Our client noticed that one of our applications responsible for rendering forms on the website was no longer up and running, even though this is a self-healing service that should spin up a new pod if it ever goes done.

So the first thing I checked was all the pods running in the production cluster, and as it turns out, one of our pod had the status Pending.

kubectl get pods

Name: forms-13123213f5-dimdsid
Ready: 0/1
Status: Pending

So the first thing I tried was to kill this pod and see if it would start up again. I thought that maybe there was some sort of issue going on the last time this pod tried to start up which left it in a pending state.

kubectl delete pod [pod-name]

This however, did not solve the problem. The pod goes away, and comes back only to return in the same pending state. The next thing I tried was to get some more information about the problem, since pending isn’t very helpful. So next I used the describe command.

kubectl describe pod [pod-name]

This gave me some useful information:

0/3 nodes available: insufficient memory.

According to this information, none of my nodes have enough memory to start up new pods, and to prove that statement I ran the following command:

kubectl top nodes

This gave me a list of all my nodes together with the current amount of memory being used, which was avaraging around 85-90%. So it seems like all of my nodes are under heavy pressure at the moment and therefor does not have enough resources to start any new pods on them.
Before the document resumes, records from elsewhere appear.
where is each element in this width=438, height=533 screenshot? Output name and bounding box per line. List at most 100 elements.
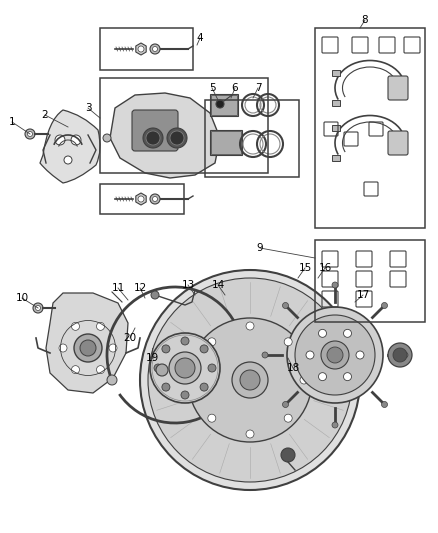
Circle shape — [200, 345, 208, 353]
Circle shape — [138, 196, 144, 202]
Text: 14: 14 — [212, 280, 225, 290]
Bar — [332, 125, 340, 131]
Circle shape — [381, 303, 388, 309]
Circle shape — [169, 352, 201, 384]
Circle shape — [281, 448, 295, 462]
Circle shape — [381, 401, 388, 408]
FancyBboxPatch shape — [388, 76, 408, 100]
Bar — [100, 78, 268, 173]
PathPatch shape — [40, 110, 100, 183]
Circle shape — [356, 351, 364, 359]
Circle shape — [332, 282, 338, 288]
Circle shape — [148, 278, 352, 482]
Text: 10: 10 — [15, 293, 28, 303]
Circle shape — [33, 303, 43, 313]
Text: 19: 19 — [145, 353, 159, 363]
Circle shape — [150, 333, 220, 403]
Circle shape — [318, 373, 326, 381]
Bar — [315, 28, 425, 228]
Bar — [211, 95, 237, 115]
Bar — [100, 28, 193, 70]
PathPatch shape — [110, 93, 220, 178]
Bar — [211, 131, 241, 154]
Circle shape — [306, 351, 314, 359]
Text: 9: 9 — [257, 243, 263, 253]
Circle shape — [146, 131, 160, 145]
Bar — [210, 130, 242, 155]
Circle shape — [162, 345, 170, 353]
Bar — [100, 184, 184, 214]
Circle shape — [80, 340, 96, 356]
Circle shape — [321, 341, 349, 369]
Circle shape — [343, 373, 352, 381]
Circle shape — [240, 370, 260, 390]
Bar — [332, 155, 340, 161]
Circle shape — [284, 414, 292, 422]
Circle shape — [143, 128, 163, 148]
Bar — [332, 70, 340, 76]
Bar — [315, 240, 425, 322]
Text: 2: 2 — [42, 110, 48, 120]
Circle shape — [208, 414, 216, 422]
Text: 8: 8 — [362, 15, 368, 25]
FancyBboxPatch shape — [388, 131, 408, 155]
Circle shape — [332, 422, 338, 428]
Text: 7: 7 — [254, 83, 261, 93]
Text: 5: 5 — [208, 83, 215, 93]
Circle shape — [28, 132, 32, 136]
Circle shape — [162, 383, 170, 391]
Circle shape — [393, 348, 407, 362]
Text: 18: 18 — [286, 363, 300, 373]
Circle shape — [246, 430, 254, 438]
Text: 15: 15 — [298, 263, 311, 273]
Circle shape — [300, 376, 308, 384]
Circle shape — [170, 131, 184, 145]
Circle shape — [262, 352, 268, 358]
Circle shape — [192, 376, 200, 384]
Circle shape — [71, 135, 81, 145]
Circle shape — [246, 322, 254, 330]
Circle shape — [25, 129, 35, 139]
Circle shape — [284, 338, 292, 346]
PathPatch shape — [46, 293, 128, 393]
Circle shape — [156, 364, 168, 376]
Text: 1: 1 — [9, 117, 15, 127]
Bar — [205, 100, 299, 177]
Circle shape — [327, 347, 343, 363]
Circle shape — [74, 334, 102, 362]
Bar — [198, 349, 302, 411]
Circle shape — [96, 322, 105, 330]
Circle shape — [188, 318, 312, 442]
Circle shape — [71, 322, 80, 330]
Circle shape — [150, 44, 160, 54]
Text: 13: 13 — [181, 280, 194, 290]
Circle shape — [216, 100, 224, 108]
Circle shape — [208, 338, 216, 346]
FancyBboxPatch shape — [132, 110, 178, 151]
Bar — [332, 100, 340, 106]
Circle shape — [138, 46, 144, 52]
Circle shape — [232, 362, 268, 398]
Circle shape — [219, 134, 227, 142]
Circle shape — [107, 375, 117, 385]
Circle shape — [152, 197, 158, 201]
Circle shape — [103, 134, 111, 142]
Circle shape — [318, 329, 326, 337]
Circle shape — [283, 401, 289, 408]
Circle shape — [152, 46, 158, 52]
Circle shape — [167, 128, 187, 148]
Circle shape — [64, 156, 72, 164]
Circle shape — [109, 344, 117, 352]
Circle shape — [295, 315, 375, 395]
Circle shape — [154, 364, 162, 372]
Circle shape — [150, 194, 160, 204]
Circle shape — [402, 352, 408, 358]
Circle shape — [151, 291, 159, 299]
Text: 12: 12 — [134, 283, 147, 293]
Circle shape — [283, 303, 289, 309]
Circle shape — [59, 344, 67, 352]
Circle shape — [140, 270, 360, 490]
Text: 17: 17 — [357, 290, 370, 300]
Circle shape — [96, 366, 105, 374]
Bar — [210, 94, 238, 116]
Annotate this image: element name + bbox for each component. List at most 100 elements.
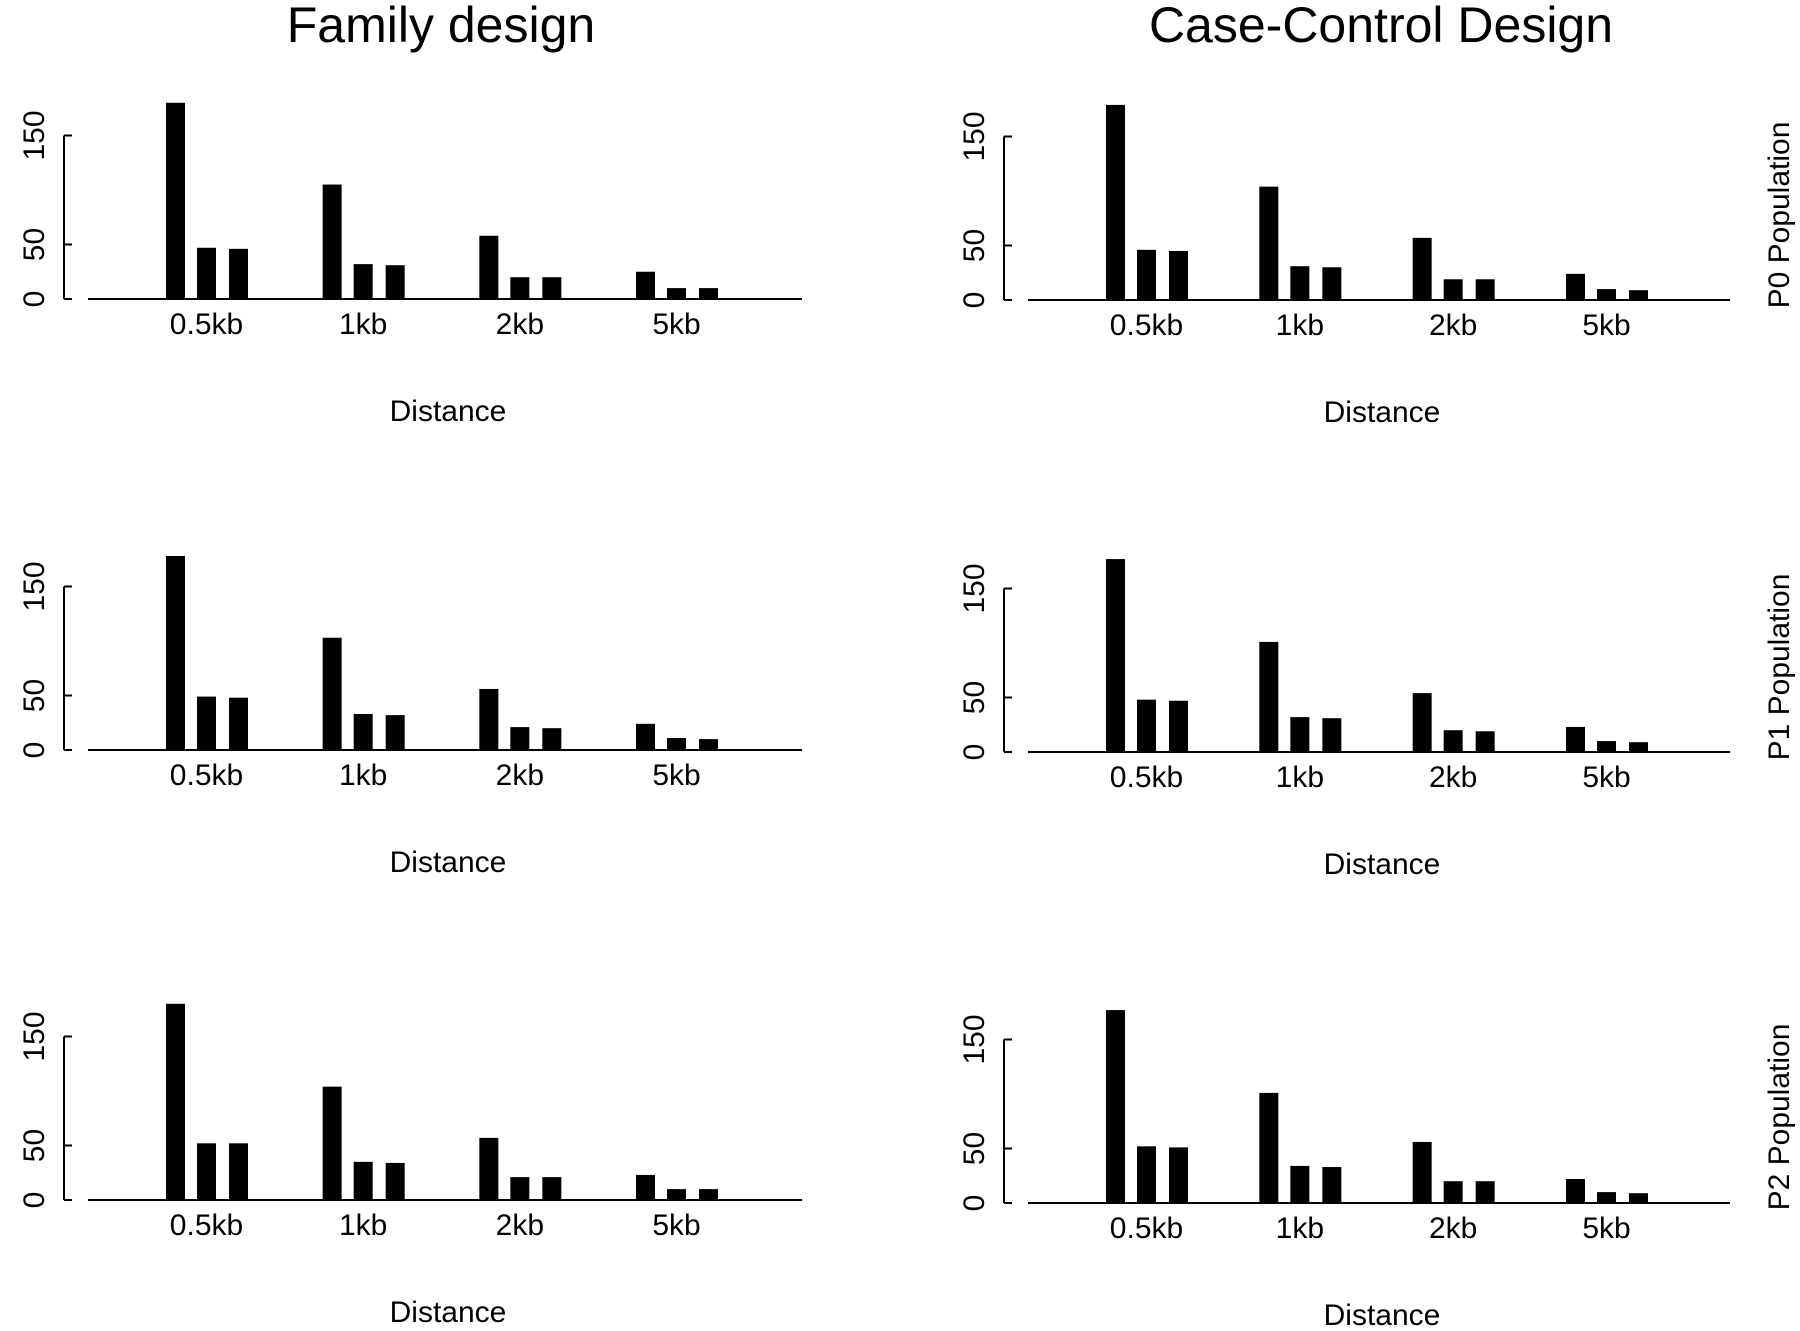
- bar: [1290, 717, 1310, 752]
- bar-panel: 0 50 150 0.5kb 1kb 2kb 5kb Distance: [958, 1010, 1730, 1331]
- bar: [1629, 1193, 1648, 1203]
- row-label-p1-population: P1 Population: [1763, 574, 1796, 761]
- bar: [229, 1143, 248, 1200]
- bar: [353, 264, 373, 299]
- bar: [1475, 731, 1495, 752]
- bar-panel: 0 50 150 0.5kb 1kb 2kb 5kb Distance: [18, 1003, 802, 1329]
- x-category-label: 1kb: [339, 759, 387, 792]
- bar: [1566, 273, 1585, 300]
- x-category-label: 2kb: [496, 1209, 544, 1242]
- bar: [1566, 726, 1585, 752]
- bar: [1322, 1167, 1342, 1203]
- y-tick-label: 50: [958, 229, 991, 262]
- bar: [1106, 559, 1125, 752]
- panels: 0 50 150 0.5kb 1kb 2kb 5kb Distance 0 50 150 0.5kb 1…: [18, 102, 1730, 1331]
- bar: [479, 235, 499, 299]
- bar: [1566, 1179, 1585, 1203]
- bar: [479, 688, 499, 750]
- row-label-p0-population: P0 Population: [1763, 122, 1796, 309]
- bar: [1475, 1181, 1495, 1203]
- y-tick-label: 150: [958, 1014, 991, 1064]
- row-label-p2-population: P2 Population: [1763, 1024, 1796, 1211]
- y-tick-label: 150: [18, 110, 51, 160]
- bar: [636, 723, 655, 750]
- y-tick-label: 50: [18, 679, 51, 712]
- bar: [1259, 1092, 1279, 1203]
- bar: [1443, 730, 1463, 752]
- bar: [1412, 237, 1432, 300]
- bar: [385, 1162, 405, 1200]
- bar: [166, 555, 185, 750]
- bar: [636, 1174, 655, 1200]
- y-tick-label: 0: [18, 742, 51, 759]
- bar: [1137, 699, 1156, 752]
- x-category-label: 5kb: [1582, 1212, 1630, 1245]
- y-tick-label: 150: [18, 1011, 51, 1061]
- bar: [1137, 1146, 1156, 1203]
- bar: [322, 184, 342, 299]
- bar: [322, 1086, 342, 1200]
- bar: [1629, 290, 1648, 300]
- y-tick-label: 150: [958, 563, 991, 613]
- bar: [1443, 1181, 1463, 1203]
- x-axis-title: Distance: [390, 846, 507, 879]
- x-category-label: 2kb: [1429, 761, 1477, 794]
- x-category-label: 1kb: [339, 308, 387, 341]
- bar: [542, 728, 562, 750]
- bar: [197, 1143, 216, 1200]
- y-tick-label: 50: [18, 1129, 51, 1162]
- y-tick-label: 0: [958, 744, 991, 761]
- bar: [510, 277, 530, 299]
- x-category-label: 5kb: [1582, 761, 1630, 794]
- bar: [1106, 1010, 1125, 1203]
- bar: [1259, 186, 1279, 300]
- x-category-label: 2kb: [1429, 309, 1477, 342]
- x-category-label: 1kb: [1276, 761, 1324, 794]
- bar: [353, 714, 373, 750]
- x-axis-title: Distance: [1324, 848, 1441, 881]
- y-tick-label: 150: [18, 561, 51, 611]
- column-title-case-control-design: Case-Control Design: [1149, 0, 1613, 53]
- bar: [1443, 279, 1463, 300]
- bar: [1412, 1141, 1432, 1203]
- bar: [385, 715, 405, 750]
- bar: [1412, 693, 1432, 752]
- x-category-label: 0.5kb: [1110, 761, 1183, 794]
- bar: [510, 1177, 530, 1200]
- x-category-label: 0.5kb: [1110, 1212, 1183, 1245]
- bar: [229, 697, 248, 750]
- bar: [1259, 641, 1279, 752]
- bar: [1322, 718, 1342, 752]
- x-axis-title: Distance: [390, 1296, 507, 1329]
- x-category-label: 1kb: [1276, 1212, 1324, 1245]
- x-category-label: 0.5kb: [1110, 309, 1183, 342]
- y-tick-label: 50: [958, 681, 991, 714]
- bar: [667, 288, 686, 299]
- bar: [197, 696, 216, 750]
- bar: [1106, 104, 1125, 300]
- x-category-label: 2kb: [496, 759, 544, 792]
- x-category-label: 2kb: [1429, 1212, 1477, 1245]
- bar: [479, 1137, 499, 1200]
- bar: [667, 1189, 686, 1200]
- x-category-label: 0.5kb: [170, 759, 243, 792]
- x-category-label: 5kb: [1582, 309, 1630, 342]
- column-title-family-design: Family design: [287, 0, 595, 53]
- x-axis-title: Distance: [1324, 1299, 1441, 1331]
- bar: [166, 1003, 185, 1200]
- y-tick-label: 150: [958, 111, 991, 161]
- y-tick-label: 50: [18, 228, 51, 261]
- x-category-label: 0.5kb: [170, 1209, 243, 1242]
- bar: [699, 1189, 718, 1200]
- bar: [1597, 289, 1616, 300]
- bar: [699, 739, 718, 750]
- bar: [1137, 249, 1156, 300]
- bar: [1290, 1165, 1310, 1203]
- x-axis-title: Distance: [1324, 396, 1441, 429]
- bar-panel: 0 50 150 0.5kb 1kb 2kb 5kb Distance: [958, 559, 1730, 881]
- x-category-label: 2kb: [496, 308, 544, 341]
- bar-panel: 0 50 150 0.5kb 1kb 2kb 5kb Distance: [958, 104, 1730, 429]
- bar: [667, 738, 686, 750]
- x-axis-title: Distance: [390, 395, 507, 428]
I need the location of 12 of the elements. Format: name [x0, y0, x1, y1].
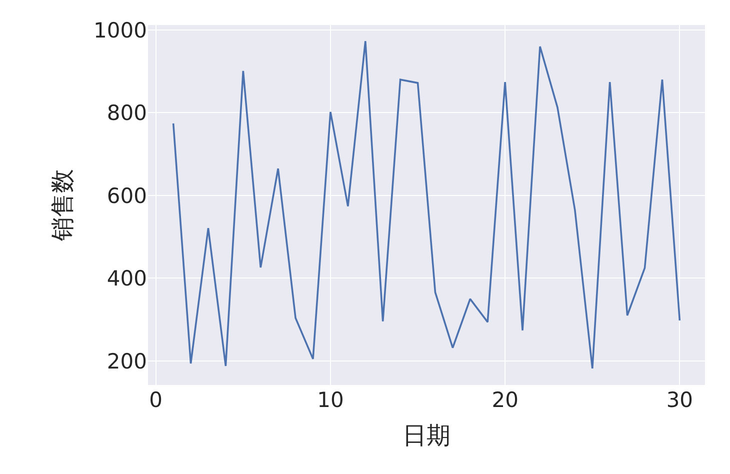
y-tick-label: 400 — [106, 266, 147, 291]
x-axis-title: 日期 — [402, 421, 450, 450]
y-tick-label: 600 — [106, 184, 147, 208]
y-tick-label: 200 — [106, 349, 147, 374]
line-series — [172, 40, 681, 370]
x-tick-label: 20 — [492, 388, 518, 412]
x-tick-label: 0 — [149, 388, 163, 412]
x-tick-label: 10 — [317, 388, 344, 412]
y-tick-label: 800 — [106, 101, 147, 126]
y-tick-label: 1000 — [94, 18, 147, 42]
x-tick-label: 30 — [666, 388, 694, 412]
y-axis-title: 销售数 — [48, 169, 77, 242]
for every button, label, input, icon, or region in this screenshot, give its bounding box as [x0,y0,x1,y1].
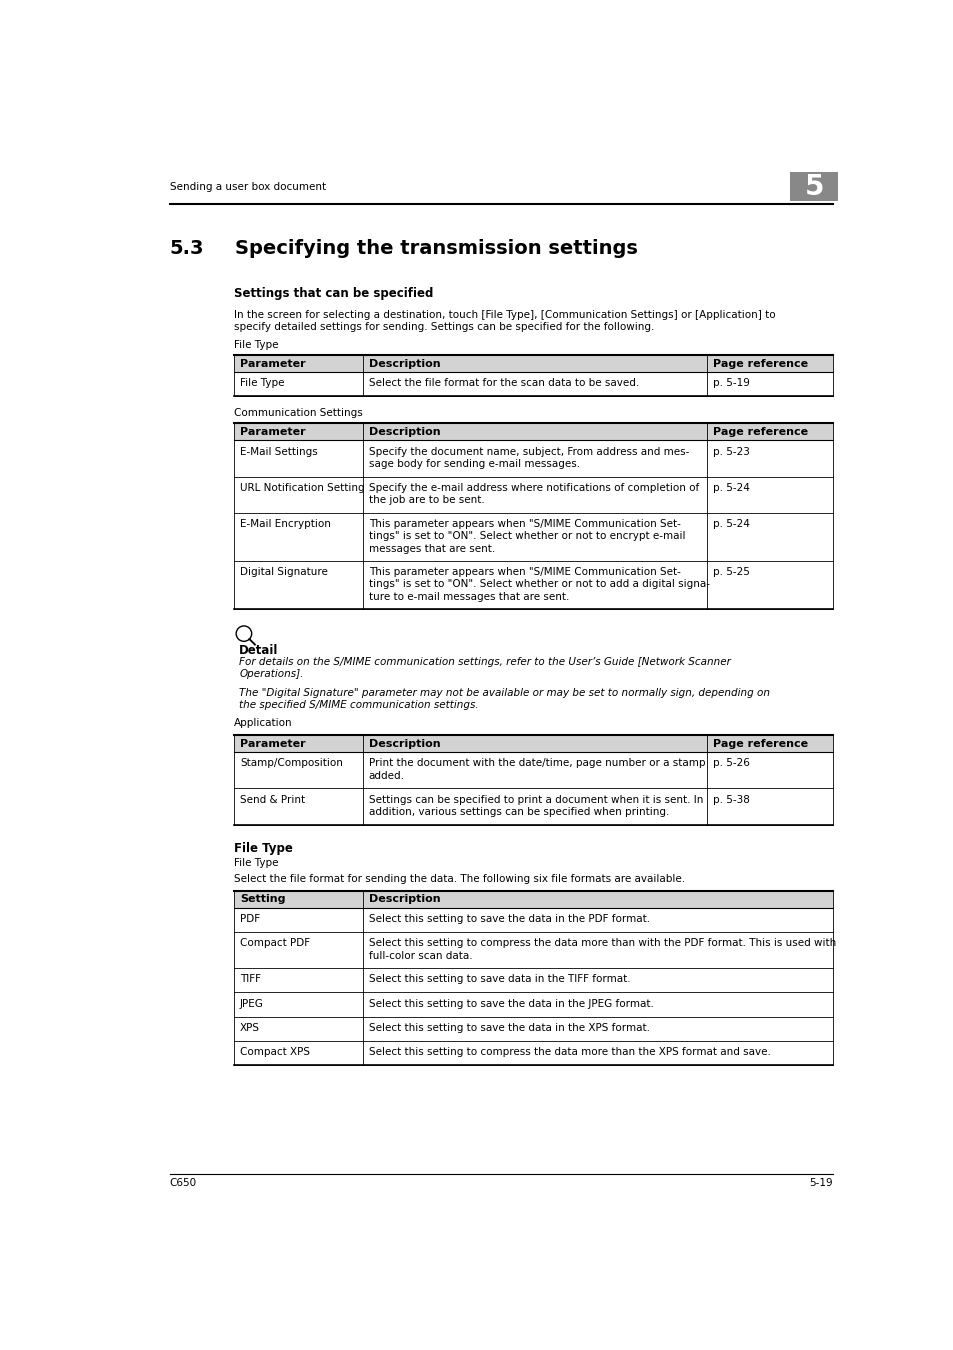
Text: TIFF: TIFF [240,975,261,984]
Text: Print the document with the date/time, page number or a stamp
added.: Print the document with the date/time, p… [369,759,704,780]
Bar [233,424,832,440]
Text: XPS: XPS [240,1023,260,1033]
Text: p. 5-19: p. 5-19 [713,378,749,389]
Text: Communication Settings: Communication Settings [233,408,362,418]
Text: Select this setting to compress the data more than the XPS format and save.: Select this setting to compress the data… [369,1048,770,1057]
Text: URL Notification Setting: URL Notification Setting [240,483,364,493]
Text: Parameter: Parameter [240,359,305,369]
Text: Digital Signature: Digital Signature [240,567,328,576]
Text: The "Digital Signature" parameter may not be available or may be set to normally: The "Digital Signature" parameter may no… [239,688,769,698]
Text: E-Mail Settings: E-Mail Settings [240,447,317,456]
Text: 5-19: 5-19 [808,1179,832,1188]
Text: Page reference: Page reference [713,359,807,369]
Text: File Type: File Type [233,841,293,855]
Text: Description: Description [369,738,440,749]
Text: p. 5-26: p. 5-26 [713,759,749,768]
Text: Description: Description [369,427,440,437]
Text: Select this setting to compress the data more than with the PDF format. This is : Select this setting to compress the data… [369,938,835,961]
Text: Select the file format for sending the data. The following six file formats are : Select the file format for sending the d… [233,873,684,884]
Text: Description: Description [369,359,440,369]
Text: specify detailed settings for sending. Settings can be specified for the followi: specify detailed settings for sending. S… [233,321,654,332]
Text: File Type: File Type [233,859,278,868]
Text: Parameter: Parameter [240,738,305,749]
Text: p. 5-25: p. 5-25 [713,567,749,576]
Text: Sending a user box document: Sending a user box document [170,182,325,192]
Text: Compact XPS: Compact XPS [240,1048,310,1057]
Bar [233,736,832,752]
Text: File Type: File Type [240,378,284,389]
Text: JPEG: JPEG [240,999,264,1008]
Text: Description: Description [369,894,440,904]
Text: This parameter appears when "S/MIME Communication Set-
tings" is set to "ON". Se: This parameter appears when "S/MIME Comm… [369,518,684,553]
Text: Operations].: Operations]. [239,668,303,679]
Text: Specify the document name, subject, From address and mes-
sage body for sending : Specify the document name, subject, From… [369,447,688,468]
Text: Select this setting to save the data in the PDF format.: Select this setting to save the data in … [369,914,649,923]
Text: In the screen for selecting a destination, touch [File Type], [Communication Set: In the screen for selecting a destinatio… [233,310,775,320]
Text: the specified S/MIME communication settings.: the specified S/MIME communication setti… [239,701,478,710]
Text: Stamp/Composition: Stamp/Composition [240,759,342,768]
Text: 5.3: 5.3 [170,239,204,258]
Text: p. 5-23: p. 5-23 [713,447,749,456]
Text: Specifying the transmission settings: Specifying the transmission settings [235,239,638,258]
Text: Compact PDF: Compact PDF [240,938,310,948]
Text: Parameter: Parameter [240,427,305,437]
Text: Specify the e-mail address where notifications of completion of
the job are to b: Specify the e-mail address where notific… [369,483,699,505]
Text: This parameter appears when "S/MIME Communication Set-
tings" is set to "ON". Se: This parameter appears when "S/MIME Comm… [369,567,709,602]
Text: p. 5-24: p. 5-24 [713,518,749,529]
Text: Select this setting to save the data in the XPS format.: Select this setting to save the data in … [369,1023,649,1033]
Text: Detail: Detail [239,644,278,657]
Text: Send & Print: Send & Print [240,795,305,805]
Text: p. 5-24: p. 5-24 [713,483,749,493]
Text: Settings that can be specified: Settings that can be specified [233,286,433,300]
Text: Select the file format for the scan data to be saved.: Select the file format for the scan data… [369,378,639,389]
Text: E-Mail Encryption: E-Mail Encryption [240,518,331,529]
Text: C650: C650 [170,1179,196,1188]
Text: Select this setting to save data in the TIFF format.: Select this setting to save data in the … [369,975,630,984]
Text: Select this setting to save the data in the JPEG format.: Select this setting to save the data in … [369,999,653,1008]
Text: p. 5-38: p. 5-38 [713,795,749,805]
Text: Application: Application [233,718,293,729]
Text: 5: 5 [803,173,823,201]
Text: Page reference: Page reference [713,738,807,749]
Text: PDF: PDF [240,914,260,923]
Text: File Type: File Type [233,340,278,350]
Text: Page reference: Page reference [713,427,807,437]
Bar [789,171,838,201]
Text: Setting: Setting [240,894,285,904]
Bar [233,355,832,373]
Text: For details on the S/MIME communication settings, refer to the User’s Guide [Net: For details on the S/MIME communication … [239,656,730,667]
Bar [233,891,832,907]
Text: Settings can be specified to print a document when it is sent. In
addition, vari: Settings can be specified to print a doc… [369,795,702,817]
This later turned out to be a combination of heavy traffic and heavy long-running background jobs. By running kubectl top pods I got a list of all my pods and how much resources they where using. This is not really relevant for this story since I guess the reason for not having enough memory on your nodes will vary from case to case. The important part is how to solve it.

Once I established that the problem was due to insufficient memory I knew I had to assign more nodes to my AKS cluster. You can add more nodes using some fancy command line, but I found the Azure portal to be super easy to use for these kind of operation that you rarely have to do.

  1. Under resources, go to your Kubernetes service
  2. Click on Node pools
  3. Next click on Autoscaling (in this case autoscaling was Disabled, more on this later in this blogpost)
  4. This will open up a dialog called Scale node pools.
  5. Increase node count using the slides and then click Apply.

That’s it. In my case I added one more node to the cluster which was enough for the pod to be able to spin up and I saw an instant decrease of pressure on my cluster. Had I had Autoscaling enabled from the start this would probably never had happened, and we will investigate together with the client if this feature might have to be enabled and also possibly have more memory assigned to each node in the cluster, but this is an ongoing investigation.

Maybe this might be useful to someone and hopefully it didn't just sound like ramblings. As I've mentioned before I'm no Kubernetes ninja but I find documenting my work helps when learning various Kubernetes tasks.

Cheers friends! ❤️